In the end, HMAC-SHA1 is just repeating history. At first, we stored passwords in the clear, then we’ve learned to hash them, then we even salted them and now we’re exchanging them for tokens stored in the clear.

No.

What I need is something that keeps the secret on the client.

The secret should never ever need to be transmitted to the server. The server should have no knowledge at all of the secret.

Thankfully, OAuth contains a solution for this problem: RSA-SHA1 as defined in section 9.3 of the specification. Unfortunately, it leaves a lot to be desired though. Whereas the rest of the specification is a pleasure to read and very, well, specific, 9.3 contains the following phrase:

It is assumed that the Consumer has provided its RSA public key in a verified way to the Service Provider, in a manner which is beyond the scope of this specification.

Sure. Just specify the (IMHO) useless way using shared secrets and leave out the interesting and IMHO only functional method.

Sure. Transmitting a Public Key is a piece of cake (it’s public after all), but this puts another burden on the writer of the provider documentation and as it’s unspecified, implementors will be forced to amend the existing libraries with custom code to transmit the key.
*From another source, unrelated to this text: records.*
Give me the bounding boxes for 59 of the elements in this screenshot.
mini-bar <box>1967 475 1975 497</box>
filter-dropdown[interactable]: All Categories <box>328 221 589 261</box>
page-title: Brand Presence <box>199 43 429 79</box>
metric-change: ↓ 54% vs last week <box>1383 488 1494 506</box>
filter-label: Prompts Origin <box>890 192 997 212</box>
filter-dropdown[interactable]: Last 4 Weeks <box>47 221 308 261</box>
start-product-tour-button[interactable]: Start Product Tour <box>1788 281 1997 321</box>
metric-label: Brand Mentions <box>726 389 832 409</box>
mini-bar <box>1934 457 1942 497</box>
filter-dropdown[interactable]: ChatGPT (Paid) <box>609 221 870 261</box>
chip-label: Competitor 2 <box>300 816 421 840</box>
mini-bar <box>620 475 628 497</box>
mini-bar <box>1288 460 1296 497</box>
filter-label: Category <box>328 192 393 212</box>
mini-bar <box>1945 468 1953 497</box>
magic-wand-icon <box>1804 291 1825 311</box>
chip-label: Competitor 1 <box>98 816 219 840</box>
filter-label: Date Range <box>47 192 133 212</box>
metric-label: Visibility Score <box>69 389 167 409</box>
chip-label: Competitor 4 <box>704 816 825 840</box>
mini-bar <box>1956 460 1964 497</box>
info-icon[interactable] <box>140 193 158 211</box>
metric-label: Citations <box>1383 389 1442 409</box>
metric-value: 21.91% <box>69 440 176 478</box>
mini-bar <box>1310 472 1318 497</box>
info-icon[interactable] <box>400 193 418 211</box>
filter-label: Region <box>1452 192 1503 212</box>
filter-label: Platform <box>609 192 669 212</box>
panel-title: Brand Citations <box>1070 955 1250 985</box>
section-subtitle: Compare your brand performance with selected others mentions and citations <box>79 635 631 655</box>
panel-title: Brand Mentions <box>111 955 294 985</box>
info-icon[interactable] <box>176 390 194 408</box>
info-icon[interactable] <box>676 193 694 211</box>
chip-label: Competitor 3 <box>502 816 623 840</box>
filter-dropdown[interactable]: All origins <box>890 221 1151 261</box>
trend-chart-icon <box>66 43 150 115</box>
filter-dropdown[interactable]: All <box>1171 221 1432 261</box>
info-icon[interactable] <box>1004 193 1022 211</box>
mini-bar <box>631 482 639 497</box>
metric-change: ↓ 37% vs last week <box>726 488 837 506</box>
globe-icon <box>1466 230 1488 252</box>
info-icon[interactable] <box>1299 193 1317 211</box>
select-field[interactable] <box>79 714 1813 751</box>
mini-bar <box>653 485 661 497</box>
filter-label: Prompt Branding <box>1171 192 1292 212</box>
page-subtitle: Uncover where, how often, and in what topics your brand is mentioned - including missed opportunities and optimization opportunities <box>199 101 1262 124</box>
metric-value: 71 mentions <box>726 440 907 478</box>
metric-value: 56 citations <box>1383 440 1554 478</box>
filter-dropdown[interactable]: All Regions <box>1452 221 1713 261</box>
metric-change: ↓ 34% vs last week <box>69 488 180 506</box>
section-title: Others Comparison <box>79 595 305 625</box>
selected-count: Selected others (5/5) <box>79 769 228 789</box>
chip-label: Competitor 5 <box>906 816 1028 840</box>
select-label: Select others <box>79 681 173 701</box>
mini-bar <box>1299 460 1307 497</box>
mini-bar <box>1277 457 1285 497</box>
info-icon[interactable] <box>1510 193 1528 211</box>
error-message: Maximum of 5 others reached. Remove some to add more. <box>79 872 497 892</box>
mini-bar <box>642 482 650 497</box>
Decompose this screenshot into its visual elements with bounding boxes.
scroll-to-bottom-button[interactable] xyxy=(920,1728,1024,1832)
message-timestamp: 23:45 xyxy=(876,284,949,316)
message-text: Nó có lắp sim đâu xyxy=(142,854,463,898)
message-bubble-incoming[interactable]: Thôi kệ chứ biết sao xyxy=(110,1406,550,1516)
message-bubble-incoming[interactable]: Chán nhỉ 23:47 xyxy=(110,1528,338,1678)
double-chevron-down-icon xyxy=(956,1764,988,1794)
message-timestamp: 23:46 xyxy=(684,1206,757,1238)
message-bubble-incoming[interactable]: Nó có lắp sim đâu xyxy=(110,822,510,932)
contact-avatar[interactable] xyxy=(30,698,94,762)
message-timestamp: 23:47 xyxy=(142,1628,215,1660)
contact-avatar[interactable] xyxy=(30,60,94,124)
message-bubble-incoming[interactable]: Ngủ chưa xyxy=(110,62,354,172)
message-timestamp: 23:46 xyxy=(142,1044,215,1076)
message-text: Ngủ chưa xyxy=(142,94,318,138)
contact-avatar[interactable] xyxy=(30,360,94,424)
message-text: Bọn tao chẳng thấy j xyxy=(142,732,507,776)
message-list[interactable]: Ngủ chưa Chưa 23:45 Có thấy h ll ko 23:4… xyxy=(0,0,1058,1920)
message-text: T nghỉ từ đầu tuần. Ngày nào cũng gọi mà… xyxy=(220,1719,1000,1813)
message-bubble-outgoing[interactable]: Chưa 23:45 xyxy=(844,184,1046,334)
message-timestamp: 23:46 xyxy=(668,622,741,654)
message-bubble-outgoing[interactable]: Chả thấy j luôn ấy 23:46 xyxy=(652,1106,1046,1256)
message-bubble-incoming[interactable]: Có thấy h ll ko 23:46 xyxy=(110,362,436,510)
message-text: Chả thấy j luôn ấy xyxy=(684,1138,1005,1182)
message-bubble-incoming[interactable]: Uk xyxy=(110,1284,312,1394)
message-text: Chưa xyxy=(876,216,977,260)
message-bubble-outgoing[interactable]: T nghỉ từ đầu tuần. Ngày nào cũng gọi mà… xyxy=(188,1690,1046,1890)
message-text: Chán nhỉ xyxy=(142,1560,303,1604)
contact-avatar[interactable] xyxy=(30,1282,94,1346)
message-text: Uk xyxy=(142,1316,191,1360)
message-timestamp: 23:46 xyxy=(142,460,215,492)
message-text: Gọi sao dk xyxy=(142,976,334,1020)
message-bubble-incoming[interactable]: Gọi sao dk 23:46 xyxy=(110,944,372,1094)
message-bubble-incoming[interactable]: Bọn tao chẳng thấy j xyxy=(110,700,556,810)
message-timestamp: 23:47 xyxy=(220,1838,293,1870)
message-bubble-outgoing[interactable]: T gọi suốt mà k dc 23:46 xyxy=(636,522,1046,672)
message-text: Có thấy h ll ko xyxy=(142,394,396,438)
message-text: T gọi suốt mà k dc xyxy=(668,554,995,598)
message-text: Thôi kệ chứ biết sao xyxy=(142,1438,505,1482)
Also I’m unclear on header size limitations. As the server needs to know what public key was used for signature (oauth_consumer_key), it must be sent on each requests. While manually generated public token can be small, a public key certainly isn’t. Is there a size-limit for HTTP-headers? I’ll have to check that.

I could just transmit the key ID (the key is known on the server) or the key fingerprint as the consumer key, but is that following the standard? I didn’t see this documented anywhere and examples in the wild are very scarcely implemented.

Well… as usual, the better solution just requires more work and I can live with that, especially considering as, for now, I’ll be the person to write both server and client, but I feel the upcoming pain, should third party consumers decide to hook up with that provider.

If you ask me what I would have done in the footsteps of the OAuth guys, I would only have specified RSA-SHA1 (and maybe PLAINTEXT) and not even bothered with HMAC-SHA1. And I would have specified a standard way for public key exchange between consumer and provider.

Now the train has left and everyone interested in creating a really secure (and convenient – at least for the provider) solution will be left with more work and not standardized methods.